TV'leri "erkenden" izler.
Dün de öyle yaptı.
Medyada "seviyeli tartışma" yazıları vardı.
Biz "hangi seviye" dedik.
Köksal bey "tepki vermedi."
***
Köksal Toptan:
* Bu tartışmanın TBMM çatısı altında olmaması için elimden gelen gayreti gösterdim.
* İki milletvekili arkadaşımızın emrivakileri ile karşı karşıya kaldım.

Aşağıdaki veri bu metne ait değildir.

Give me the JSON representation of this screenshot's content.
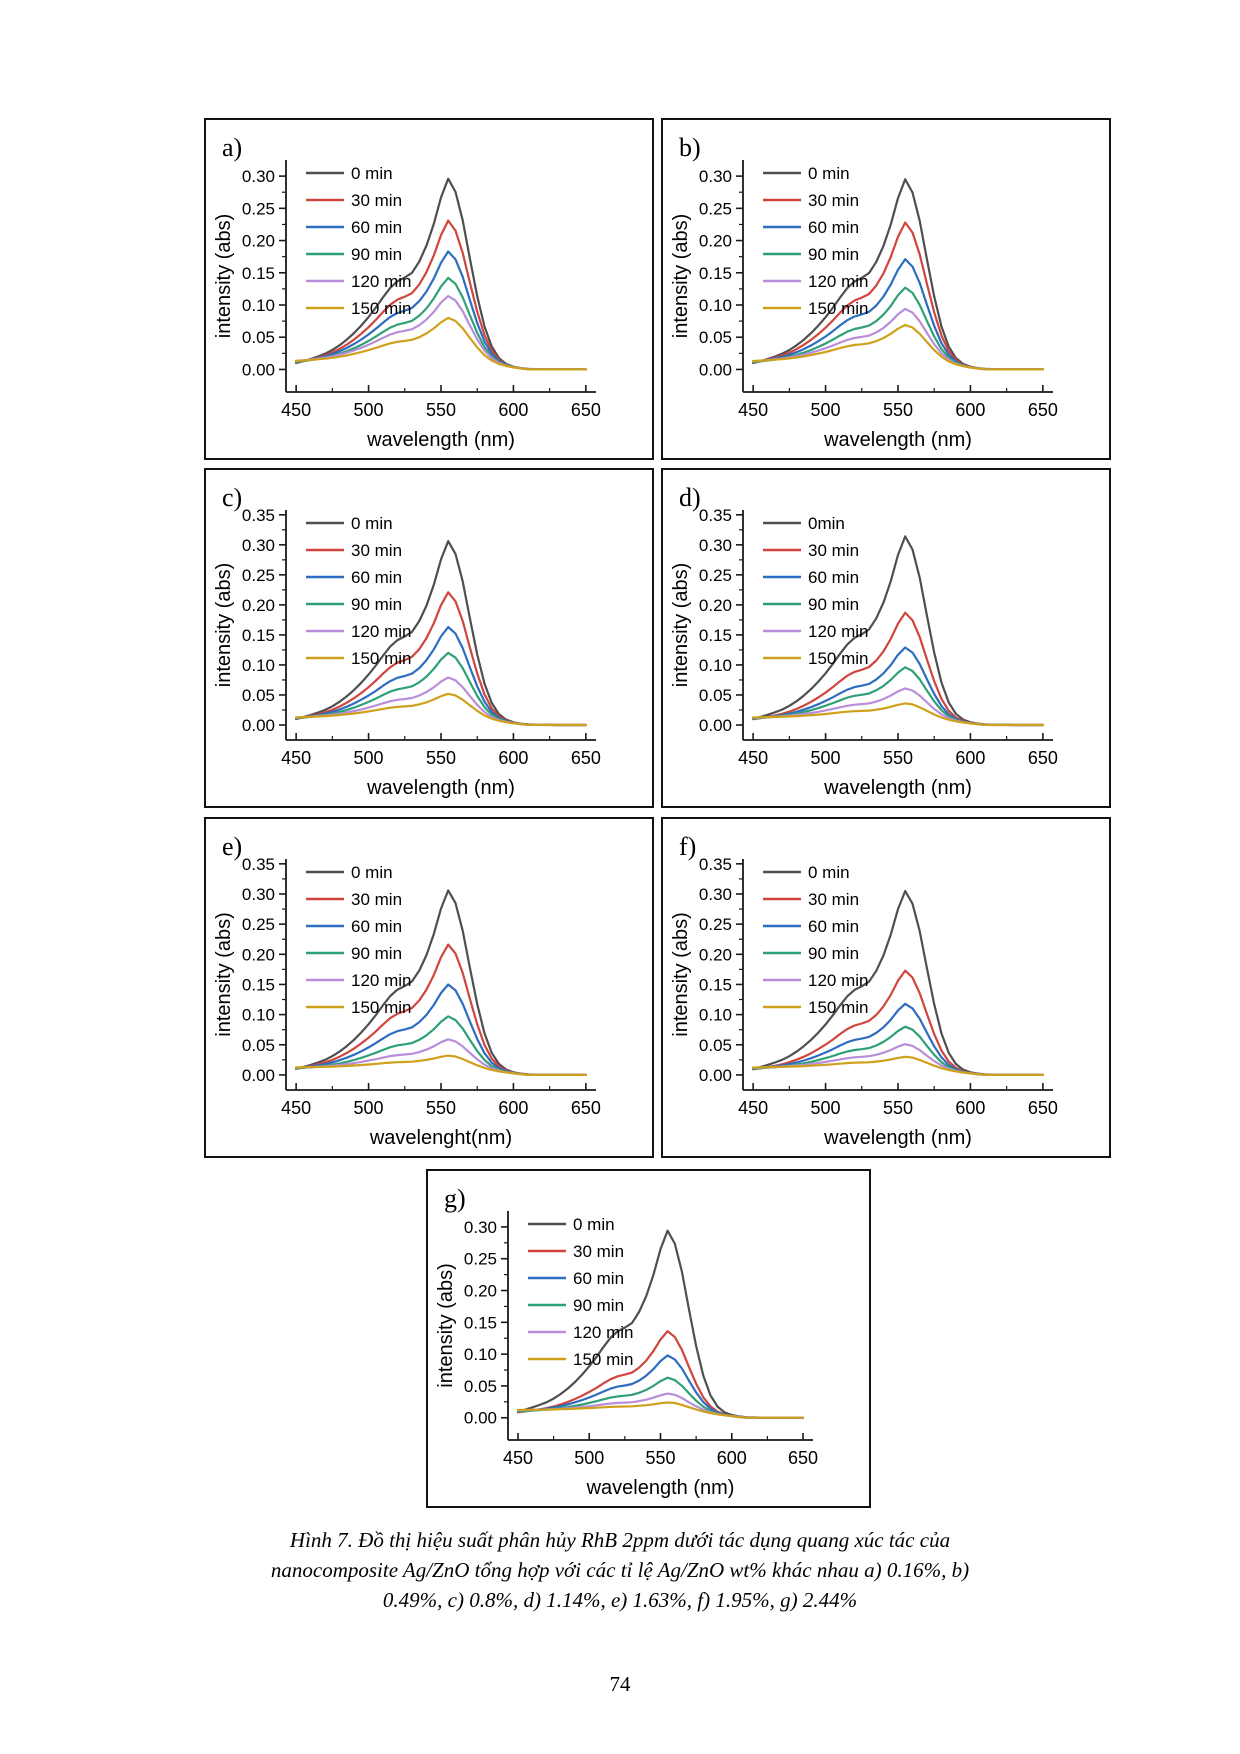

* Bu olay bir emsal oluşturmamalı.
* Benden daha büyük bir salon istediler, vermedim.
***
Dedik ki "nasıl buldunuz?"
Köksal bey "sorumuza yanıt vermedi."
"Konuyu" değiştirdi:
* Milletvekili gelir ve Meclis Basın Bürosu'nda açıklama yapacağım derse, bunu engelleme hakkım yok.
* Ama perşembe günkü formatta yapılmaması lazımdı.
* Tekrar edilmek istenirse, hayır... TBMM çatısı altında, böyle bir formatta, asla.
***
- Sayın Meclis Başkanı... Tartışmayı nasıl buldunuz?
- Benim uyarılarımı, kamuoyunun hassasiyetini dikkate aldılar... Kırıcı konuşmadılar.
- İçerik sayın Toptan, içerik... Siyaset ve eroin, siyaset ve hayali ihracat sözcükleri 1.5 saat birlikte kullanıldı.
Köksal Toptan:
- Meclis Başkanı olarak, içerikle ilgili bir yorum yapmam... Yorumu halk yapar.